É sempre interessante ver Weisz de volta à ativa, ainda mais considerando sua habilidade quase camaleônica de reinvenção. Em ‘Vladimir’, a laureada atriz tem a tarefa de nos convencer de que tudo o que nos conta é verdade – e o fato de M não revelar seu nome em qualquer momento da história é o que a torna tão carismática. Adornada com o charme da performer, a complexidade da protagonista singra entre a loucura e a sanidade, entre o desejo e o poder, entregando-se de corpo e alma a uma mulher que clama pelo controle ao menos uma vez na vida, em vez de condiciona pelo que lhe aconteceu. E, tendo recentemente trabalhado no thriller psicológico ‘Gêmeas – Mórbida Semelhança’, Weisz nos presenteia com um lado mais despojado e propositalmente descompensado de sua arte.
Compondo a estrutura do projeto, Woodall encarna o objeto de interesse de M de forma ambígua – ou é o que pensamos, considerando que o fio conduto da narrativa centra-se na duvidosa protagonista. Woodall e Weisz nutrem de uma ótima química em cena, criando um núcleo principal cujos corolários se estendem para os arcos que envolvem as bem-vindas performances de Slattery, Henwick e Robertson.
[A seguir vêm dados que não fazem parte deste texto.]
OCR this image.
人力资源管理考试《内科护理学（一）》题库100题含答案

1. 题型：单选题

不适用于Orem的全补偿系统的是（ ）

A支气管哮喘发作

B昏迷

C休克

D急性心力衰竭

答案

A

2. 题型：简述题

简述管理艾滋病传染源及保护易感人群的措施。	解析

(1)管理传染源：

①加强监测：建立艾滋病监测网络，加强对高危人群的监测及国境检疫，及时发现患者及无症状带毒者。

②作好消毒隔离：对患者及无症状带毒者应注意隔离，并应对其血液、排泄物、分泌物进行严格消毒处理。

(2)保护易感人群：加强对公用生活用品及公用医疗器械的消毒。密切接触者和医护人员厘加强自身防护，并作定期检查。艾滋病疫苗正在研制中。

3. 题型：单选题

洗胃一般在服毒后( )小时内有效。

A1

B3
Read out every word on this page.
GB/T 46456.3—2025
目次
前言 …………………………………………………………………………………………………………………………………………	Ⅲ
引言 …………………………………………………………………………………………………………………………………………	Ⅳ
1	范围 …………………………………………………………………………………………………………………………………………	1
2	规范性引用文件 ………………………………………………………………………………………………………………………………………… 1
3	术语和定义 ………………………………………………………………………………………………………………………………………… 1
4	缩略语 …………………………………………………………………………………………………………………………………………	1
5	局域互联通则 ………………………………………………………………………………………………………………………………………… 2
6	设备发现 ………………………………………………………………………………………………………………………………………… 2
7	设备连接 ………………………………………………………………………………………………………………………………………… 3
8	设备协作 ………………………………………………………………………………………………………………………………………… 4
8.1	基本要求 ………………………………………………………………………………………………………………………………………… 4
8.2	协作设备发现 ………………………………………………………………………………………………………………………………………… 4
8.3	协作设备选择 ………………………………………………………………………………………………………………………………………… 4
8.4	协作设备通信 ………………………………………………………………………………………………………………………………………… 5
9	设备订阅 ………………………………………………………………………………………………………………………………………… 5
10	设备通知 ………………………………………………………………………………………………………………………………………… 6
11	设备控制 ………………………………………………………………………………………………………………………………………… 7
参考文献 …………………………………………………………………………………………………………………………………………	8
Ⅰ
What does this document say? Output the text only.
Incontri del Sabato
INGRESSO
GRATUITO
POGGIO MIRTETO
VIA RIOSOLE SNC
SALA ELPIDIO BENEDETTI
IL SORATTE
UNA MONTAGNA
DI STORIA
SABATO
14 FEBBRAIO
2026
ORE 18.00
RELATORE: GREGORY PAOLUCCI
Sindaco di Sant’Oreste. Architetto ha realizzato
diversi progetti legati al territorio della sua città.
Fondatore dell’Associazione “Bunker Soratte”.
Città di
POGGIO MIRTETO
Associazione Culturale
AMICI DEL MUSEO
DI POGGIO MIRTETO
O trabalho dos atores e atrizes, inclusive, é estruturado o suficiente para ofuscar os irônicos clichês que são alvos de comentários pelo roteiro, mantendo-nos engajados até os momentos finais (que, por sua vez, encontram-se em uma espécie de anticlímax que com certeza irá dividir o público).
‘Vladimir’ encontra sucesso no espetáculo que Weisz se propõe a comandar, explorando a efervescente psique humana em uma jornada atribulada por obsessão e paixão. E, mesmo não sendo do gosto de todos que optarem por conferi-la, a minissérie é satisfatória em sua completude e é uma pedida certeira para um dia de descanso.